The distance between two points A(xA,yA) and B(xB,yB) is given by the formula:
\(\begin{array}{rcl} z &=& \sqrt{ (x_B-x_A)^2 + (y_B-y_A)^2} \qquad x_B =x, \quad y_B=\sqrt{x}, \quad x_A =2, \quad y_A = 0 \\ z &=& \sqrt{ (x-2)^2 + (\sqrt{x}-0)^2} \\ z &=& \sqrt{ (x-2)^2 + \sqrt{x}^2} \\ z &=& \sqrt{ (x-2)^2 + x } \\ z &=& \sqrt{ x^2-4x+4+x } \\ \mathbf{z} & \mathbf{=} & \mathbf{ \sqrt{ x^2-3x+4 } }\\ \end{array}\\ \begin{array}{rcl} \text{The mimimum dictance is, when } z' = 0 \\ \text{We can also use } z^2 = u \text{ and set } u' = 0\\ \end{array}\\ \begin{array}{rcl} u = z^2 &=& x^2-3x+4\\ u' &=& 2x-3 = 0\\ 2x-3&=& 0\\ 2x&=& 3\\ \mathbf{x}&\mathbf{=}& \mathbf{\frac32}\\ \mathbf{y}&\mathbf{=}& \mathbf{\sqrt{\frac32} } \end{array}\\\)
Point \(B (\frac32, \sqrt{\frac32} )\) is the closest to A
\(\text{The nearest distance is: }\\ \begin{array}{rcl} z &=& \sqrt{ x^2-4x+4+x } \\ &=& \sqrt{ (\frac32)^2-3\cdot \frac32+4 } \\ &=& \sqrt{1.75}\\ &=& 1.32287565553 \end{array}\\\)
Here's another way to do this without using too much Calculus
Note that.....at ponit B, a line through (2,0) can be constructed that will be perpendicular to the tangent line on y = sqrt(x) at point B.......and the shortest distance bettween a point and a line is a perpendicular line drawn from the point to the given line
Where sqrt(x) is differentiable, the slope will be 1 /[2sqrt(x)]
So, the slope of a perpedicular line will be -2sqrt(x)
And the equation of such a such a line through (2,0) will be
y = -2sqrt(x)(x - 2) ......setting this equal to y = sqrt(x), we have
-2sqrt(x)(x - 2) = sqrt(x)
-2sqrt(x)(x - 2) - sqrt(x) = 0
sqrt(x) [ -2(x - 2) - 1] = 0
sqrt(x) [ -2x + 3] = 0
So......sqrt(x) = 0 and x = 0 [reject] or -2x + 3 = 0 and x = 3/2
This is the x coordinate of B..... and .the y coodinate of B = sqrt(3/2)
Houston, we've got a problem.
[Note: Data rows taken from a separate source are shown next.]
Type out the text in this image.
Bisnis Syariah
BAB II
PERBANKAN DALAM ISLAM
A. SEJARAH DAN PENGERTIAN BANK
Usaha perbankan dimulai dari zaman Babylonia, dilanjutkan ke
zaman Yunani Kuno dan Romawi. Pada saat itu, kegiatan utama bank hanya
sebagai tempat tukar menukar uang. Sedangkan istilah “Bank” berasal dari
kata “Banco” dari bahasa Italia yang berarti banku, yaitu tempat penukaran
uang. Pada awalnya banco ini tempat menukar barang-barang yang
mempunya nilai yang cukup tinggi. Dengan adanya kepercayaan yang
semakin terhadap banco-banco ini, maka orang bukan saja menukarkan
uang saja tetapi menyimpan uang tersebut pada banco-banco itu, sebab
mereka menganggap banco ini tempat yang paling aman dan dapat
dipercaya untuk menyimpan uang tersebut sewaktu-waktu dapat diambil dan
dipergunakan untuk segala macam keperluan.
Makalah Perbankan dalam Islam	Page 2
I solved the problem using another method and I got another result (I don't remember this result, I think it was 1.25 or something like this); I did this with two of my friends and they got to this result too, using the same method ><
I found the answer my teacher gave me:
A(2,0); let B be the point of coordinates \((x,\sqrt{x}) \\\text{With } x \geq 0\)
The formula to calculate the distance between to points M(xM,yM) and N(xN,yN) is \(MN=\sqrt{(x_N-x_M)^2+(y_N-y_M)^2}\)
So \(AB=\sqrt{(x-2)^2+(\sqrt{x}-0)^2} \\AB^2=(x-2)^2+\sqrt{x}^2 \\AB^2=x^2-4x+4+x=x^2-3x+4\)
We end up with a quadratic polynomial (the expression has the form ax2+bx+c, here a=1, b=-3 and c=4). Since a=1>0, the polynomial has a minimum. The formula to calculate the extremum E (minimum or maximum) of a quadratic polynomial ax2+bx+c is \(E=\frac{-b}{2a}\)
So the x coordinate of the minimum M of the polynomial (the x coordinate of B) is \(\frac{3}{2}=1.5\)
And the minimum (y coordinate of B) is \(\sqrt{3/2}\)
So the coordinates of B are \((\frac{3}{2}; \sqrt{3/2})\)
Ah, and I'm silly too, I never found a distance AB of 1.25; here's the result I got:
\(AB=\sqrt{(x_B-x_A)^2+(y_B-y_A)^2} \\AB=\sqrt{(\frac{3}{2}-2)^2+(\sqrt{\frac{3}{2}}-0)^2} \\AB=\sqrt{\frac{1}{4}+\frac{3}{2}}=\sqrt{\frac{7}{4}}\)
So heureka your result for distance seems to be wrong, but I didn't take away some points because I didn't ask for the distance in the question; you gave me the correct coordinates of B, so that's OK.